Note, the values you get for your coefficients and their test statistics in a multiple linear regression are likely to be different than the values you would get if you did a simple linear regression of y versus just one of the explanatory variables. That is because a simple linear regression looks at the effect that one explanatory variable alone has on y, while a multiple linear regression looks at the effect a particular explanatory variable has on y while holding all the other explanatory variables constant (in a sense, filtering out the effects of other explanatory variables). In a simple linear regression, you could always find r, the correlation coefficient, by square rooting r-squared as given by JMP, but remember r can be positive or negative (r always has the same sign as b, the slope). In multiple linear regression, r no longer has much meaning since the model is using several explanatory variables, but you could still compute it by square rooting r-squared as given by JMP. In multiple linear regression, r is always considered to be positive since it is unable to isolate the effects of any particular explanatory variable and it is always possible that some of the explanatory variables have a negative association with y while others have a positive association.

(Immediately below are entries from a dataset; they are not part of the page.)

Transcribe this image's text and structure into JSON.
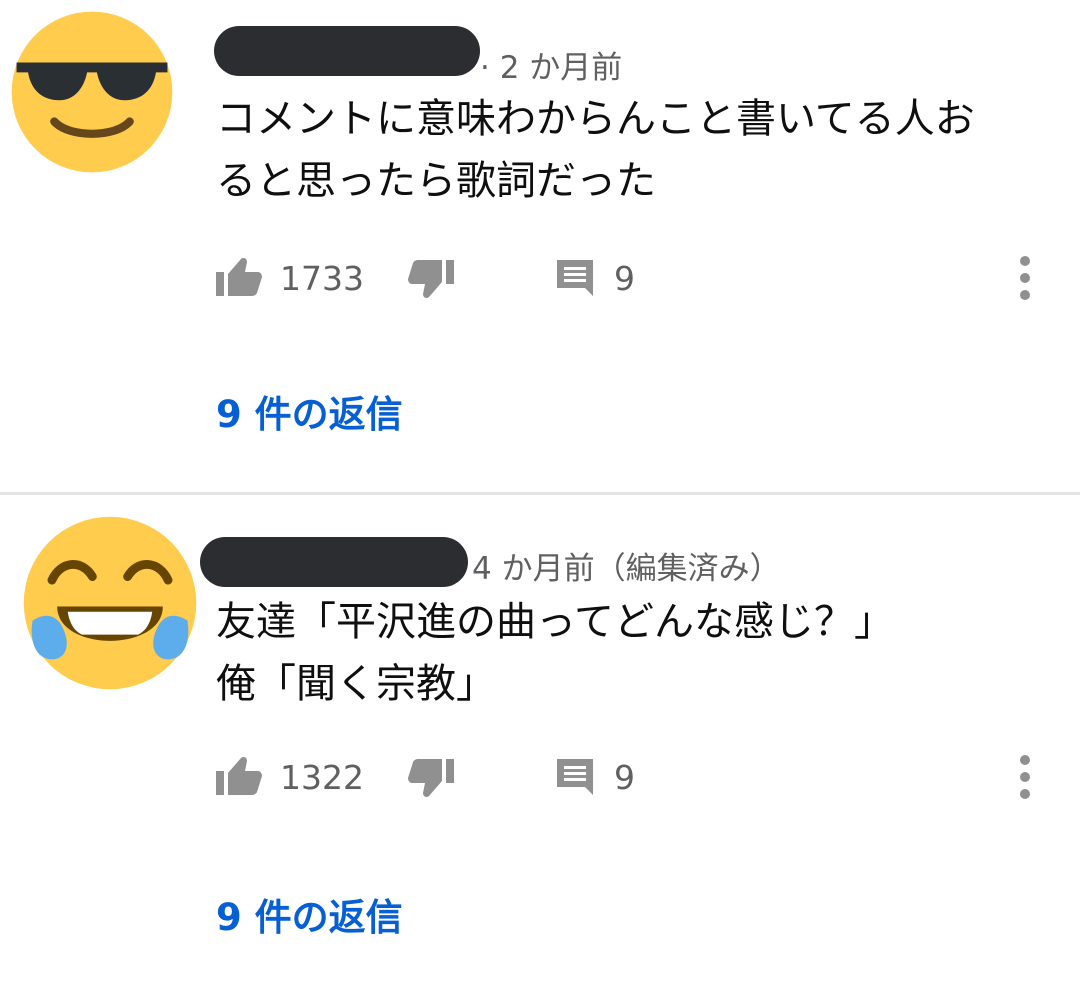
{
  "comments": [
    {
      "avatar_icon": "sunglasses-face-emoji-icon",
      "time": "2 か月前",
      "text_lines": [
        "コメントに意味わからんこと書いてる人お",
        "ると思ったら歌詞だった"
      ],
      "likes": "1733",
      "reply_count": "9",
      "replies_label": "9 件の返信"
    },
    {
      "avatar_icon": "tears-of-joy-emoji-icon",
      "time": "4 か月前（編集済み）",
      "text_lines": [
        "友達「平沢進の曲ってどんな感じ？」",
        "俺「聞く宗教」"
      ],
      "likes": "1322",
      "reply_count": "9",
      "replies_label": "9 件の返信"
    }
  ],
  "icons": {
    "like": "thumbs-up-icon",
    "dislike": "thumbs-down-icon",
    "reply": "comment-icon",
    "more": "more-vertical-icon"
  },
  "colors": {
    "accent": "#065fd4",
    "secondary_text": "#606060",
    "icon": "#909090"
  }
}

You will use JMP for question 1. Open a "New Data Table" and copy and paste in the given data set. If you are using JMP 8, be sure to select "Edit" and "Paste with Column Names". Double-click the GPA, IQ and Concept column names and make sure their Data Type is Numeric and their Modeling Type is Continuous.
Question 1(a): Select "Analyze" then "Multivariate Methods" then "Multivariate". Select the GPA, IQ and Concept columns and click the "Y, Columns" button to make them all Y columns, click OK. That takes you to an output that shows a correlation matrix where you can read off the desired correlations. Note, when they ask for the proportion of total variation they are asking for the coefficient of determination, r-squared (see my Lesson 9, question 1 part (d) for a discussion of the coefficient of determination).

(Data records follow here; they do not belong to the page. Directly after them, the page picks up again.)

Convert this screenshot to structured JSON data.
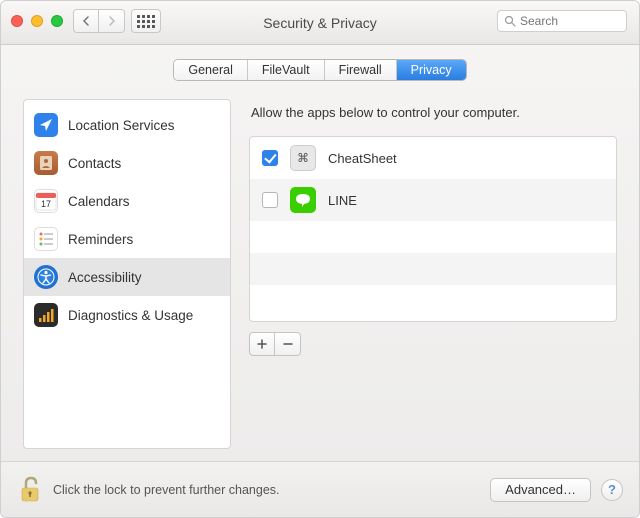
{
  "window": {
    "title": "Security & Privacy"
  },
  "search": {
    "placeholder": "Search"
  },
  "tabs": [
    {
      "label": "General",
      "active": false
    },
    {
      "label": "FileVault",
      "active": false
    },
    {
      "label": "Firewall",
      "active": false
    },
    {
      "label": "Privacy",
      "active": true
    }
  ],
  "sidebar": {
    "items": [
      {
        "label": "Location Services",
        "icon": "location",
        "selected": false
      },
      {
        "label": "Contacts",
        "icon": "contacts",
        "selected": false
      },
      {
        "label": "Calendars",
        "icon": "calendar",
        "selected": false,
        "badge": "17"
      },
      {
        "label": "Reminders",
        "icon": "reminders",
        "selected": false
      },
      {
        "label": "Accessibility",
        "icon": "accessibility",
        "selected": true
      },
      {
        "label": "Diagnostics & Usage",
        "icon": "diagnostics",
        "selected": false
      }
    ]
  },
  "right": {
    "instruction": "Allow the apps below to control your computer.",
    "apps": [
      {
        "name": "CheatSheet",
        "checked": true,
        "icon": "cheatsheet"
      },
      {
        "name": "LINE",
        "checked": false,
        "icon": "line"
      }
    ]
  },
  "footer": {
    "lock_text": "Click the lock to prevent further changes.",
    "advanced_label": "Advanced…"
  }
}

Question 1(b): Select "Analyze" then "Fit Model" and select GPA and click the "Y" button to make it a Y. Select both IQ and Concept and click the "Add" button to add them as explanatory variables in the model. Make sure the "Personality" drop-down list is set at Standard Least Squares. If it is not, and it is not even available as an option, your data has been corrupted. Go back to the data spreadsheet, double-click on each of GPA, IQ and Concept and make sure their Data Type is Numeric and their Modeling Type is Continuous and try this again. Click "Run Model" to have it perform the multiple linear regression. Everything you need is in the Parameter Estimates. (See my question 4 in Lesson 10 for an example of how to read the various outputs.)
Question 1(c): They just want the coefficient of detemination again that you just gave in part (a). The additional percentage is just the difference between that coefficient of determination and the new coefficient of determination your multiple linear regression model now has (given in the Summary of Fit).

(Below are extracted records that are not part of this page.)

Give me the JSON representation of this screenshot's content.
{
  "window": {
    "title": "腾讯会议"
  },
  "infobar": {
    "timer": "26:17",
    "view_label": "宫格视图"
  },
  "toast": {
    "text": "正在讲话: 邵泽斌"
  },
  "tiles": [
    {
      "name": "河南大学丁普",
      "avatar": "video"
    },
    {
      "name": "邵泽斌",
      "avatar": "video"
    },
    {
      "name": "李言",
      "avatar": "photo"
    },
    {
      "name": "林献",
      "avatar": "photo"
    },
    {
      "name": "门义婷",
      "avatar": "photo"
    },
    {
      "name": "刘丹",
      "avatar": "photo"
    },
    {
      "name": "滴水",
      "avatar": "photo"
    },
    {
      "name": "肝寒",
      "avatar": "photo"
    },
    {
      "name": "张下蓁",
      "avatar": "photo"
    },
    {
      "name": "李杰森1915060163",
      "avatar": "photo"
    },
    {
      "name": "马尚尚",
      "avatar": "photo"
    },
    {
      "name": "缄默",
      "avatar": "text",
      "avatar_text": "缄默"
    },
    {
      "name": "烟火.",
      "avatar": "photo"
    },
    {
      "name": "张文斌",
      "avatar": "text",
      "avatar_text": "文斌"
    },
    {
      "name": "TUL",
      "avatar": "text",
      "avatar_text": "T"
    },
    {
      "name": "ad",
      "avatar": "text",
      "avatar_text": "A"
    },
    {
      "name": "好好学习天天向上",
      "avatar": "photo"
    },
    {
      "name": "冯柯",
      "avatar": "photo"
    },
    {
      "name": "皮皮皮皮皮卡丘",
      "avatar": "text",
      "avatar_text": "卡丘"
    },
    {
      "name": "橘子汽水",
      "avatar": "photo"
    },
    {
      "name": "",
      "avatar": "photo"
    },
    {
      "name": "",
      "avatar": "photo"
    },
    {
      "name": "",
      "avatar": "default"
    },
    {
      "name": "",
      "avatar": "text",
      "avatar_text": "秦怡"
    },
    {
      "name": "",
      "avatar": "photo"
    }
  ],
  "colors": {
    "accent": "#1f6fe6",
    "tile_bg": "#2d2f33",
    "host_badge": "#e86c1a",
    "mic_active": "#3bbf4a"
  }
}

Question 1(d): I think they are wanting you to do the t test for the Concept coefficient here which is given in the Parameter Estimates.
Question 2: Just read off the appropriate values from the given tables. Note that (h) is just a very tricky way of asking you for the confidence interval for the appropriate coefficient (slope). Recall the formula to compute the coefficient of determination from an ANOVA table (see my Lesson 10, question 3 part (a)).
Question 3: Copy and paste the data into JMP just as in question 1, then perform a multiple linear regression using "Fit Model" as shown in question 1 above. Parts b, c and d are asking you for the relevant outputs in the JMP tables. Parts a, e and f you are doing by hand. Again, make sure you double-click all the column names and confirm their Data Type is Numeric and their Modeling Type is Continuous before you do the JMP analysis.